Background information
- Origin: Nottingham, East Midlands, England, United Kingdom
- Genres: Concert Band/Wind Band
- Years active: 1991- present
- Members: Principal Conductor Robert Parker Associate Conductor Ashley Parnell Chair Greer Cook
- Website: www.nottinghamconcertband.org

= Nottingham Concert Band =

Nottingham Concert Band (NCB) claims to be the largest community wind band in the Nottingham (UK) area and performs regularly throughout the county and beyond.

Based in West Bridgford, South Nottingham, it is independent and entirely self-financing. The band draws on a diversity of musical styles, from classical transcriptions to contemporary compositions and from film and show compilations to big band favourites.

==History==
Part of the musical landscape of the East Midlands since 1991 Nottingham Concert Band began life as Trent Concert Band which in turn arose from the music department of Trent Polytechnic (now Nottingham Trent University). Since 1993, the band has been led by Conductor & Musical Director Robert Parker.

== Performances ==
Nottingham Concert Band has established a year-round program of formal evening concerts, plus a busy Summer season of outdoor engagements.
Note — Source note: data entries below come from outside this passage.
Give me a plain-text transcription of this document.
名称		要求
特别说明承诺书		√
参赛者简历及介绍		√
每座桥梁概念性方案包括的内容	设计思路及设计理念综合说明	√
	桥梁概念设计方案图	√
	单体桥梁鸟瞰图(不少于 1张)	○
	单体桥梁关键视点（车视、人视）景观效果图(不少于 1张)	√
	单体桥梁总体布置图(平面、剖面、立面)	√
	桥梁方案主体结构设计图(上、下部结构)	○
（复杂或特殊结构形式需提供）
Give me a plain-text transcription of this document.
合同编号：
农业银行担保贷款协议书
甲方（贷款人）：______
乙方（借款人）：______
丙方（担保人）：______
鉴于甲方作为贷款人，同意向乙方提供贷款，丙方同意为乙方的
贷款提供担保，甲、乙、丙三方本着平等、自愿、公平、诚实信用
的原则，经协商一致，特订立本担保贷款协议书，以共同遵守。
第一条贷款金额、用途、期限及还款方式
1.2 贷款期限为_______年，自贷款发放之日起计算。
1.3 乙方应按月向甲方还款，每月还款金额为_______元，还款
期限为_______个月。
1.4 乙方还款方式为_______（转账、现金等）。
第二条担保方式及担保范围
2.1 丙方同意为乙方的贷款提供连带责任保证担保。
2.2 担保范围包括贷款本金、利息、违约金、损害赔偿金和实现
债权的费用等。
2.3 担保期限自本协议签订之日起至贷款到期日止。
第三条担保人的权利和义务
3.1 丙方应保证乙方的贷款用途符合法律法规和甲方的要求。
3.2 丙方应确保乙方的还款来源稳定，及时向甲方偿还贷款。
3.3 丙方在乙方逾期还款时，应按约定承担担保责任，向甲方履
Appearances in the recent past have included"

- West Bridgford Proms in the Park
- Nottingham Playhouse
- Nottingham Arts Theatre
- De la Beche Theatre, Keyworth
- Goose Fair, Nottingham
- Southwell Minster
- Center Parcs, Sherwood
- RAF Waddington International Airshow
- Bingham Town Fair
- Christmas in Nottingham's Old Market Square
- Fund-raising events for various charities
- Summer fetes for local schools and community festivals
- Bandstand concerts in Nottingham, Newark, Melton Mowbray, Loughborough, Long Eaton, Grantham, Stamford, Ilkeston and Bourne.

==Conductor, musical director==
Robert Parker

A Graduate and Fellow of Trinity College London, where he studied horn and piano, Robert performs professionally in a wide diversity of contexts. He also teaches brass both privately and in Nottinghamshire schools and is the county representative for the Trinity Guildhall examinations board.

==Associate conductor==
Ashley Parnell

==Chairman==
Mrs Greer Cook

Greer plays Flute in the band and has been chair since 2020.

==Members==
Band membership stands currently at over 60 musicians, who come from all across the East Midlands and who range in age from 18 to 70-plus.